In 1980, Catherine was encouraged by Carl Lounsbury to become a founding member of Board of Directors of the VAF – and she has never missed a conference, tonight surpassing the thirty-seven year mark. No one has held more VAF offices, served on more committees, been on more tours, edited more articles, or encouraged more members than Catherine W. Bishir. She is the Ms. Never Met a Stranger; Aren’t We Having Fun? and Rotate Your Seat on the Tour Bus! queen of the VAF. This tsunami of enthusiasm rained down on me, as a newly appointed Director of Restoration at Old Salem, when we hosted the third annual meeting of the VAF in 1982. I can personally testify that Catherine has changed my life—as she has for so many of us here tonight.
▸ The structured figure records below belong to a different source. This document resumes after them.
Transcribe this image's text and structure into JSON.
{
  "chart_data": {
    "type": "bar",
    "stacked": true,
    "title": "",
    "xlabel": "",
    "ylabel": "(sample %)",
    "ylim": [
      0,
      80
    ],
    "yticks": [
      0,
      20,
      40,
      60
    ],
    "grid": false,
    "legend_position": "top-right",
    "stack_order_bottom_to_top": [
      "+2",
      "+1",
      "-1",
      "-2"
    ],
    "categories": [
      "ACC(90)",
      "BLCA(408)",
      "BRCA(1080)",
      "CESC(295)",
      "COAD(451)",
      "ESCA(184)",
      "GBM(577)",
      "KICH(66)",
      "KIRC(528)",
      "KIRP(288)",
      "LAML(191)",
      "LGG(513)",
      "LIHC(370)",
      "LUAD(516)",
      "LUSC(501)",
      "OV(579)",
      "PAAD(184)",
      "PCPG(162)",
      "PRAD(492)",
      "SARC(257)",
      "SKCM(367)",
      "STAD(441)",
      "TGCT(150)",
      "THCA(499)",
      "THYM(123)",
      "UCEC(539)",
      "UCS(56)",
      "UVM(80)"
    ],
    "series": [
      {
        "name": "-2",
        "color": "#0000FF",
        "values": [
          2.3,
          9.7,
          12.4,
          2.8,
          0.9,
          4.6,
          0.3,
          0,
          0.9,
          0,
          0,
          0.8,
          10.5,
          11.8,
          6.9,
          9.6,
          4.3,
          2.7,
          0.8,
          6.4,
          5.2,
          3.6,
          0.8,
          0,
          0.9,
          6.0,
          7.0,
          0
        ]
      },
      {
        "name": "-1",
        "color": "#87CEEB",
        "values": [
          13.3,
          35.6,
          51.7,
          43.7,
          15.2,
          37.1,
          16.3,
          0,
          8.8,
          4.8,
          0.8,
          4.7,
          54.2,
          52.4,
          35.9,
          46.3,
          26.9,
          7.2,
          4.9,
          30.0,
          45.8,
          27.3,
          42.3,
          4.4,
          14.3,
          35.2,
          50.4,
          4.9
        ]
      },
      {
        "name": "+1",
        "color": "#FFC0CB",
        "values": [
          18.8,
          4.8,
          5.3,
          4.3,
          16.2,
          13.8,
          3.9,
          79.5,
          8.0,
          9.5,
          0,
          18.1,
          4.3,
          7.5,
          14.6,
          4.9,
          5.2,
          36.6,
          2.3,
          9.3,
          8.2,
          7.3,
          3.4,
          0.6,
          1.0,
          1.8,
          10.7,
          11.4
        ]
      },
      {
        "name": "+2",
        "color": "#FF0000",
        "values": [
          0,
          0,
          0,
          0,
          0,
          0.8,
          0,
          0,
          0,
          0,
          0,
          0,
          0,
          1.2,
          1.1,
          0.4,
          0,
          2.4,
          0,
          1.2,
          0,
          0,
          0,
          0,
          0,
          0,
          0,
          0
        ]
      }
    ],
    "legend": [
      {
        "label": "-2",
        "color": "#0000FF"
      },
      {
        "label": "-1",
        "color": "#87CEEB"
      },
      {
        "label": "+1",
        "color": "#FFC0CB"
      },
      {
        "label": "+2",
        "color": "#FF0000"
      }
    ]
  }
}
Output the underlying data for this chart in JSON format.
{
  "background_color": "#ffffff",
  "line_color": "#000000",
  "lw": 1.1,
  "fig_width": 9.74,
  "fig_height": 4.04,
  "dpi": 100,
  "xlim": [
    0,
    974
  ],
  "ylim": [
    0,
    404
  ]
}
Her colleagues say that Catherine Bishir has a natural head for architecture, and that is surely true, but it is also her literary skill that will leave a lasting mark not only in North Carolina but in the field of vernacular architectural studies as a whole. She often publicly exhibits her love of letters and it is an enthusiasm that she has sought to instill in so many of us over the years. This talent has allowed her to write in a scholarly style that is crisp and accessible to a wide audience.
In 1990, Catherine co-authored Architects and Builders in North Carolina and published North Carolina Architecture, clearly establishing herself as the state’s leading architectural historian. Catherine immediately took on celebrity status which she accepted with the typical grace and humility that has defined her over the years as she lectured widely, authored and co-authored many books and articles, and won many awards, including the Order of the Long Leaf Pine by the Governor of North Carolina, an honorary membership in the AIA, and the Robert Stipe Award as a leading North Carolina preservationist. Her intellectual reach seems unlimited—what a fertile mind that can move so freely from Women, Politics, and Confederate Memorial Associations to Yuppies, Bubbas and the Politics of Culture!
Catherine has reflected, “It has been an extraordinary privilege to travel the state and meet its history, its buildings and its landscape and the people who love them.” It has been our privilege to travel with her. And so, our dearest colleague, our friend, our very own Queen of Bubba, our champion of all things vernacular and of the VAF that gathers here tonight, with heartfelt gratitude and affection, we present the 2016 Henry Glassie Award to you, Catherine W. Bishir.